Number is up when it comes to jams
DRIVERS confined in traffic jams by roadworks were promised a remedy yesterday under the Citizen's Charter.
Motorists will get clear displays showing telephone numbers where they can lodge a complaint, John Major told an international conference in London on the Citizen's Charter. 'We are looking urgently at how to improve information for motorists including clear displays showing what number to ring when roadworks cause delays,' he said.
The idea of using car telephones to contact a number to complain to may invite the kind of ridicule from critics that greeted Mr Major's promise to reduce the number of red cones and provide more lavatories on motorways.

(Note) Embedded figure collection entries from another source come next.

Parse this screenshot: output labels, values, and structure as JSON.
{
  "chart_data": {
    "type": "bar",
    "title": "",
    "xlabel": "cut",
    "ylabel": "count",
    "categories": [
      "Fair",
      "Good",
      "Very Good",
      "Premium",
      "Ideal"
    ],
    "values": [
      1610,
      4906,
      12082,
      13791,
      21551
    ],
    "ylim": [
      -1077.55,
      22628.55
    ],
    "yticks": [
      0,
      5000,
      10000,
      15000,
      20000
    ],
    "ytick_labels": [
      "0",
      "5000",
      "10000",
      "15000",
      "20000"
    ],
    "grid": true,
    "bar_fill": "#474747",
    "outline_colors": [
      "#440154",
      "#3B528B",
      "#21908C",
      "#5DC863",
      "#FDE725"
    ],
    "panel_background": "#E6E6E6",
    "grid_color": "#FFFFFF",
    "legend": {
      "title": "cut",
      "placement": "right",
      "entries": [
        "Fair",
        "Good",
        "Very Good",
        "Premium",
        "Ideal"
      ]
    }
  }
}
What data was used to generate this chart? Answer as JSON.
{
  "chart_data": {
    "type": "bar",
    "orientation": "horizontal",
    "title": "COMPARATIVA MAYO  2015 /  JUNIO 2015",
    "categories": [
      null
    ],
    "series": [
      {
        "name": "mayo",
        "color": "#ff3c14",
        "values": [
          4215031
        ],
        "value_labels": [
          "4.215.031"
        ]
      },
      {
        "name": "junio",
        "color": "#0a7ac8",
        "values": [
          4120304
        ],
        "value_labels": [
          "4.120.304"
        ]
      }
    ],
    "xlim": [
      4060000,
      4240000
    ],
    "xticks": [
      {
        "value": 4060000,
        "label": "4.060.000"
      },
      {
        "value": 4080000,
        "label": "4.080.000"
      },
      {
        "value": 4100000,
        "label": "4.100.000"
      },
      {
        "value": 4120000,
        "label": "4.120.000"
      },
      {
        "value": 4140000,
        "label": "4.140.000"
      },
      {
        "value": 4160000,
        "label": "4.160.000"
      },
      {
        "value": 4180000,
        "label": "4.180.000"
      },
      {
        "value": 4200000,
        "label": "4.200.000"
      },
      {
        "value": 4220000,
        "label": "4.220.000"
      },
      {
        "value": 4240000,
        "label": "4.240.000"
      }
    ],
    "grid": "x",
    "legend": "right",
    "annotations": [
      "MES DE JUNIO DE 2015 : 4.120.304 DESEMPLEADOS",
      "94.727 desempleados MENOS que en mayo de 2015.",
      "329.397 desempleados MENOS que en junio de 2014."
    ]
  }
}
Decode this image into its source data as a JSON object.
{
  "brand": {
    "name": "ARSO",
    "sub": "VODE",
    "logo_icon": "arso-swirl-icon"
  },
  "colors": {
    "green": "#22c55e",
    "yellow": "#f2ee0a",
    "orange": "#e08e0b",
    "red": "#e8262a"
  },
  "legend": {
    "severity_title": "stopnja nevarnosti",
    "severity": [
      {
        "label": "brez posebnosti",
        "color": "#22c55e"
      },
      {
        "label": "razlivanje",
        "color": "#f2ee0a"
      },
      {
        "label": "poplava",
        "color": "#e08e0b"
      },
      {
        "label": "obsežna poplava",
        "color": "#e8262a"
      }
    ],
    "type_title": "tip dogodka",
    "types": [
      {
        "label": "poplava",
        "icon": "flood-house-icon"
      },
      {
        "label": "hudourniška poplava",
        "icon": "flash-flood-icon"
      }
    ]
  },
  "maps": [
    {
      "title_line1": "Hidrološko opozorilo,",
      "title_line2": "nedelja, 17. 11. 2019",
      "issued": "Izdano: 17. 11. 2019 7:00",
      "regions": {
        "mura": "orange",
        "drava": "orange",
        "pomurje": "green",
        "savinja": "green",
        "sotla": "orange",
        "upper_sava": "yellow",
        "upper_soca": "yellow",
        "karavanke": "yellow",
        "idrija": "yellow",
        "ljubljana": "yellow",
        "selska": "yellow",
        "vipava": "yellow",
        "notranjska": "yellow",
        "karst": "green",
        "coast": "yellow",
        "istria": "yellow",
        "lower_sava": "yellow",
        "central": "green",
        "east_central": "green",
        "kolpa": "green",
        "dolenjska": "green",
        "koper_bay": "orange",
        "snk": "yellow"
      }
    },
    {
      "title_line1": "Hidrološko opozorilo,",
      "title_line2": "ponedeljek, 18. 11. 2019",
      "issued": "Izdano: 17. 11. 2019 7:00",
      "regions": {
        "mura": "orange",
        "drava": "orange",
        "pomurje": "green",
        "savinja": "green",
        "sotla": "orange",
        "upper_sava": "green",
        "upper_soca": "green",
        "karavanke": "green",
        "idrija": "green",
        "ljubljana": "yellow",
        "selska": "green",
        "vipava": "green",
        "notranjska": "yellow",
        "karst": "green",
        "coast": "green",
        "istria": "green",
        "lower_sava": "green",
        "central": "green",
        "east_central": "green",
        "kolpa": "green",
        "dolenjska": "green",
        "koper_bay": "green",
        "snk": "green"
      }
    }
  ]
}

But the Prime Minister made it clear to his international audience that those who felt he should be searching for a big idea did not know the British as he did. 'We British have always been suspicious of the purely theoretical . . . As our poet John Betjeman put it, we like 'democracy and proper drains'.'
He said that restoring the principle of public service included setting standards. 'If you fail to meet the promised standard, tell people, then do something about it. Explain when things go wrong, because one thing more irritating than being kept waiting is not being told why.'
Mr Major said that the British programme of public service reform represented the most comprehensive change in the shape of British administration since the 1850s, which would 'change the lives of millions' . . . including those stuck in the traditional British traffic jam.